Ocorre que a construtora não paga o financiamento e o banco é negligente no que tange ao exercício de seus direitos
frente à cessão fiduciária dos créditos. Ao fim e ao cabo, o Banco X decide excutir a hipoteca, promovendo a penhora do
terreno e da totalidade da edificação, em sede de execução de título extrajudicial que tem no polo passivo apenas a
incorporadora. O edifício já está, a essa altura, pronto, tendo a posse sobre as unidades autônomas sido entregue aos
promitentes compradores.
Diante desses fatos, afirma-se:
I. A excussão da hipoteca deverá afetar todas as unidades autônomas, que permanecem como garantia do débito, ante o
princípio da indivisibilidade da garantia real.

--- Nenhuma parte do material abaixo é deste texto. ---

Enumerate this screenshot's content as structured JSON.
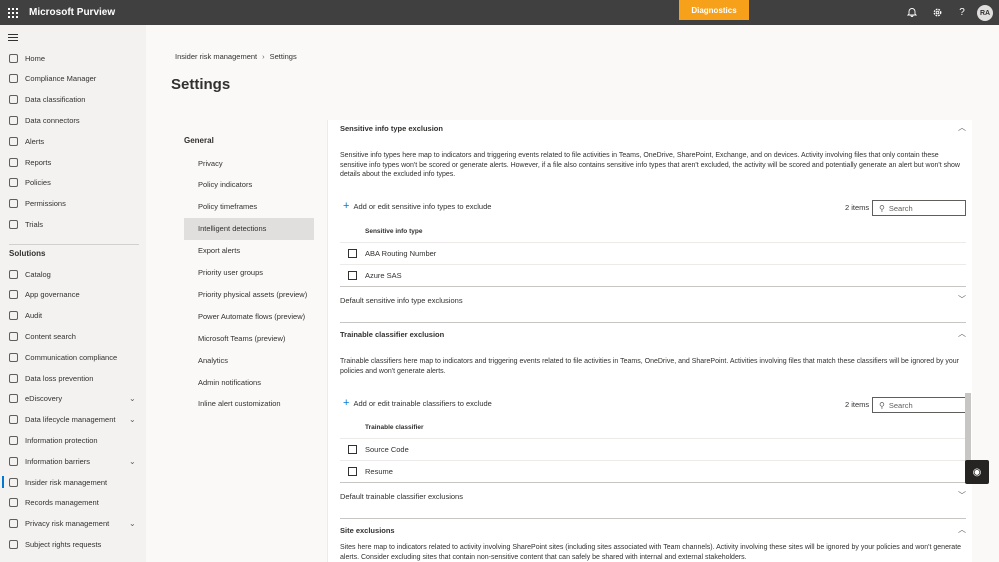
{
  "app": {
    "title": "Microsoft Purview",
    "diagnostics_label": "Diagnostics",
    "avatar_initials": "RA"
  },
  "nav": {
    "items": [
      {
        "label": "Home",
        "icon": "home-icon"
      },
      {
        "label": "Compliance Manager",
        "icon": "trophy-icon"
      },
      {
        "label": "Data classification",
        "icon": "classification-icon"
      },
      {
        "label": "Data connectors",
        "icon": "connector-icon"
      },
      {
        "label": "Alerts",
        "icon": "alert-icon"
      },
      {
        "label": "Reports",
        "icon": "report-icon"
      },
      {
        "label": "Policies",
        "icon": "policy-icon"
      },
      {
        "label": "Permissions",
        "icon": "permissions-icon"
      },
      {
        "label": "Trials",
        "icon": "trials-icon"
      }
    ],
    "solutions_label": "Solutions",
    "solutions": [
      {
        "label": "Catalog",
        "icon": "catalog-icon"
      },
      {
        "label": "App governance",
        "icon": "app-governance-icon"
      },
      {
        "label": "Audit",
        "icon": "audit-icon"
      },
      {
        "label": "Content search",
        "icon": "content-search-icon"
      },
      {
        "label": "Communication compliance",
        "icon": "communication-icon"
      },
      {
        "label": "Data loss prevention",
        "icon": "dlp-icon"
      },
      {
        "label": "eDiscovery",
        "icon": "ediscovery-icon",
        "expandable": true
      },
      {
        "label": "Data lifecycle management",
        "icon": "lifecycle-icon",
        "expandable": true
      },
      {
        "label": "Information protection",
        "icon": "info-protection-icon"
      },
      {
        "label": "Information barriers",
        "icon": "info-barriers-icon",
        "expandable": true
      },
      {
        "label": "Insider risk management",
        "icon": "insider-risk-icon",
        "active": true
      },
      {
        "label": "Records management",
        "icon": "records-icon"
      },
      {
        "label": "Privacy risk management",
        "icon": "privacy-icon",
        "expandable": true
      },
      {
        "label": "Subject rights requests",
        "icon": "subject-rights-icon"
      }
    ]
  },
  "breadcrumb": {
    "parent": "Insider risk management",
    "current": "Settings"
  },
  "page_title": "Settings",
  "settings_nav": {
    "heading": "General",
    "items": [
      {
        "label": "Privacy"
      },
      {
        "label": "Policy indicators"
      },
      {
        "label": "Policy timeframes"
      },
      {
        "label": "Intelligent detections",
        "selected": true
      },
      {
        "label": "Export alerts"
      },
      {
        "label": "Priority user groups"
      },
      {
        "label": "Priority physical assets (preview)"
      },
      {
        "label": "Power Automate flows (preview)"
      },
      {
        "label": "Microsoft Teams (preview)"
      },
      {
        "label": "Analytics"
      },
      {
        "label": "Admin notifications"
      },
      {
        "label": "Inline alert customization"
      }
    ]
  },
  "sensitive": {
    "title": "Sensitive info type exclusion",
    "description": "Sensitive info types here map to indicators and triggering events related to file activities in Teams, OneDrive, SharePoint, Exchange, and on devices. Activity involving files that only contain these sensitive info types won't be scored or generate alerts. However, if a file also contains sensitive info types that aren't excluded, the activity will be scored and potentially generate an alert but won't show details about the excluded info types.",
    "add_label": "Add or edit sensitive info types to exclude",
    "count": "2 items",
    "search_placeholder": "Search",
    "column": "Sensitive info type",
    "rows": [
      "ABA Routing Number",
      "Azure SAS"
    ],
    "default_label": "Default sensitive info type exclusions"
  },
  "trainable": {
    "title": "Trainable classifier exclusion",
    "description": "Trainable classifiers here map to indicators and triggering events related to file activities in Teams, OneDrive, and SharePoint. Activities involving files that match these classifiers will be ignored by your policies and won't generate alerts.",
    "add_label": "Add or edit trainable classifiers to exclude",
    "count": "2 items",
    "search_placeholder": "Search",
    "column": "Trainable classifier",
    "rows": [
      "Source Code",
      "Resume"
    ],
    "default_label": "Default trainable classifier exclusions"
  },
  "site": {
    "title": "Site exclusions",
    "description": "Sites here map to indicators related to activity involving SharePoint sites (including sites associated with Team channels). Activity involving these sites will be ignored by your policies and won't generate alerts. Consider excluding sites that contain non-sensitive content that can safely be shared with internal and external stakeholders."
  },
  "colors": {
    "accent": "#0078d4",
    "topbar": "#404040",
    "diagnostics": "#f7a11a"
  }
}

II. O incorporador tinha o dever jurídico portanto, cogente - de constituir patrimônio de afetação destinado à consecução da
incorporação correspondente e à entrega das unidades imobiliárias aos respectivos adquirentes.
III. A hipoteca firmada entre a construtora e o agente financeiro, anterior ou posterior à celebração da promessa de compra
e venda, não tem eficácia perante os adquirentes do imóvel, de modo que estes poderão desconstituir a penhora por meio
de embargos de terceiro.
IV. Somente com expressa anuência do agente financiador poderiam os promitentes compradores excluir suas unidades
autônomas do âmbito da hipoteca, exceto se assumissem pessoalmente a parcela da dívida do incorporador, hipótese em
que estaria configurada a sub-rogação legal.